Co-Inventor Of The World’s First Handheld Electronic Calculator Dies At 86

Jerry Merryman, one of three people at Texas Instruments credited with inventing the world’s first handheld electronic calculator in the 1960s, died at a Dallas hospital on February 27. Merryman was 86 years old.

In the fall of 1965, Merryman and his coworkers at TI were tasked with creating a handheld electronic calculator in an era when most electronics, from computers to calculators to televisions, were enormous machines. The smallest calculator at the time weighed over 20kg. Eighteen months later, in 1967, Merryman helped deliver a 1kg prototype to his boss. It was dubbed the CAL-TECH and that prototype now sits in the Smithsonian.

As the Associated Press notes, the team was led by Jack Kilby who invented the integrated circuit in 1958 and would go on to win the Nobel Prize in Physics in the year 2000. There were plenty of people who thought it couldn’t be done, but Merryman, along with his colleagues like James Van Tassel at TI, worked night and day on the project.

“[Kilby] called some engineers in his office and said we need to make some sort of personal computing device. It would have to have some buttons on it to put in a problem, and some neon lights or something to give the answer,” Merryman told the Associated Press in a video interview from 2007. “It would have to be battery-operated and small enough to hold in your hand.”

One of the biggest problems wasn’t simply making the calculator relatively small, it was doing so without breaking the bank. As Merryman told the AP, some at TI were convinced that you could make the thing without spending thousands of dollars on parts alone.


The prototype could do four basic functions: addition, subtraction, multiplication, and division. And while the calculator is incredibly primitive to those of us in the 21st century, it revolutionised the world of electronics.

The term “calculator” hadn’t caught on yet, so the first generic name for the thing internally at TI was a “slide rule computer.” A commercial version of the calculator, branded as the Pocketronic, went on sale in 1970.

As the 1996 paper “The History of the Hand-Held Electronic Calculator,” by Kathy B. Hamrick explains, TI wanted to make a handheld calculator because at the time, the company’s microchips were only being used by the military and industry.

TI’s chips were powering the Cold War’s Minute Man missiles that stood ready in the event of nuclear war, but the tech company wanted to break into the consumer market to create a demand for its chips.

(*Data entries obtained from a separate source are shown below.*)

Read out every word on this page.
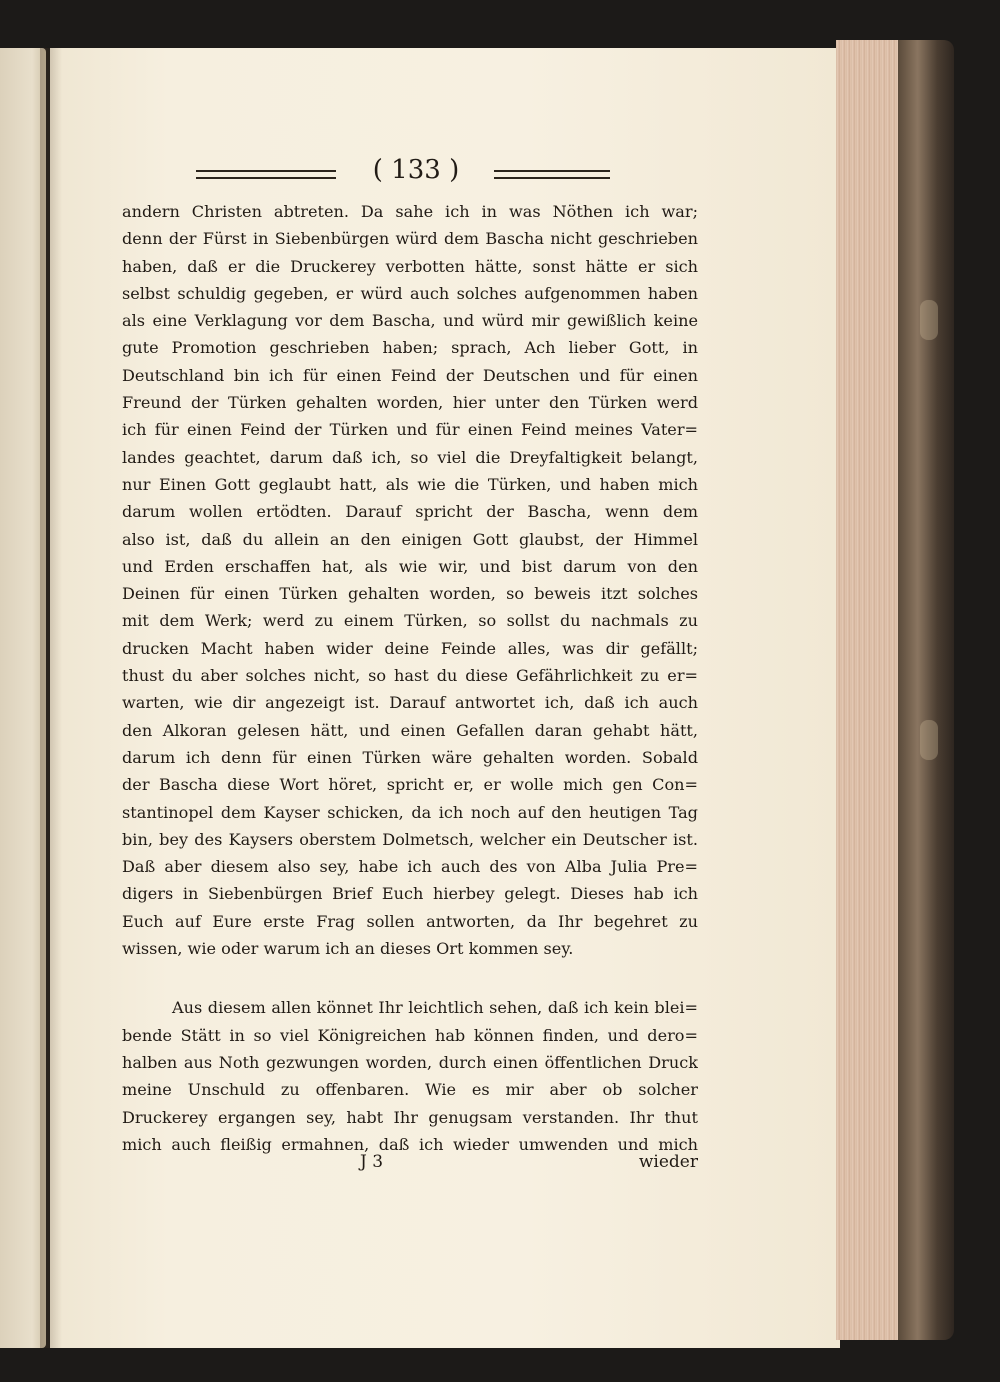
( 133 )
andern Christen abtreten. Da sahe ich in was Nöthen ich war;
denn der Fürst in Siebenbürgen würd dem Bascha nicht geschrieben
haben, daß er die Druckerey verbotten hätte, sonst hätte er sich
selbst schuldig gegeben, er würd auch solches aufgenommen haben
als eine Verklagung vor dem Bascha, und würd mir gewißlich keine
gute Promotion geschrieben haben; sprach, Ach lieber Gott, in
Deutschland bin ich für einen Feind der Deutschen und für einen
Freund der Türken gehalten worden, hier unter den Türken werd
ich für einen Feind der Türken und für einen Feind meines Vater=
landes geachtet, darum daß ich, so viel die Dreyfaltigkeit belangt,
nur Einen Gott geglaubt hatt, als wie die Türken, und haben mich
darum wollen ertödten. Darauf spricht der Bascha, wenn dem
also ist, daß du allein an den einigen Gott glaubst, der Himmel
und Erden erschaffen hat, als wie wir, und bist darum von den
Deinen für einen Türken gehalten worden, so beweis itzt solches
mit dem Werk; werd zu einem Türken, so sollst du nachmals zu
drucken Macht haben wider deine Feinde alles, was dir gefällt;
thust du aber solches nicht, so hast du diese Gefährlichkeit zu er=
warten, wie dir angezeigt ist. Darauf antwortet ich, daß ich auch
den Alkoran gelesen hätt, und einen Gefallen daran gehabt hätt,
darum ich denn für einen Türken wäre gehalten worden. Sobald
der Bascha diese Wort höret, spricht er, er wolle mich gen Con=
stantinopel dem Kayser schicken, da ich noch auf den heutigen Tag
bin, bey des Kaysers oberstem Dolmetsch, welcher ein Deutscher ist.
Daß aber diesem also sey, habe ich auch des von Alba Julia Pre=
digers in Siebenbürgen Brief Euch hierbey gelegt. Dieses hab ich
Euch auf Eure erste Frag sollen antworten, da Ihr begehret zu
wissen, wie oder warum ich an dieses Ort kommen sey.
Aus diesem allen könnet Ihr leichtlich sehen, daß ich kein blei=
bende Stätt in so viel Königreichen hab können finden, und dero=
halben aus Noth gezwungen worden, durch einen öffentlichen Druck
meine Unschuld zu offenbaren. Wie es mir aber ob solcher
Druckerey ergangen sey, habt Ihr genugsam verstanden. Ihr thut
mich auch fleißig ermahnen, daß ich wieder umwenden und mich
J 3	wieder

When the Pocketronic calculator hit the market, popular media didn’t mention Merryman or anyone else on the Texas Instruments team by name. It was important work in the field of consumer electronics, but like so many inventions of the 20th century done at labs and big companies, it was largely anonymous labour.

The handheld calculator received plenty of 40th birthday celebrations in 2007 though, and the introduction of the CAL-TECH prototype into the Smithsonian was rewarding for Merryman nonetheless.

“The most overwhelming thing was seeing my prototype between the work of Tom Edison and Graham Bell at the Smithsonian,” Merryman said at a ceremony in 2007.

“He always said that he didn’t care anything about being famous, if his friends thought he did a good job, he was happy,” Phyllis Merryman, Jerry’s wife, told the AP.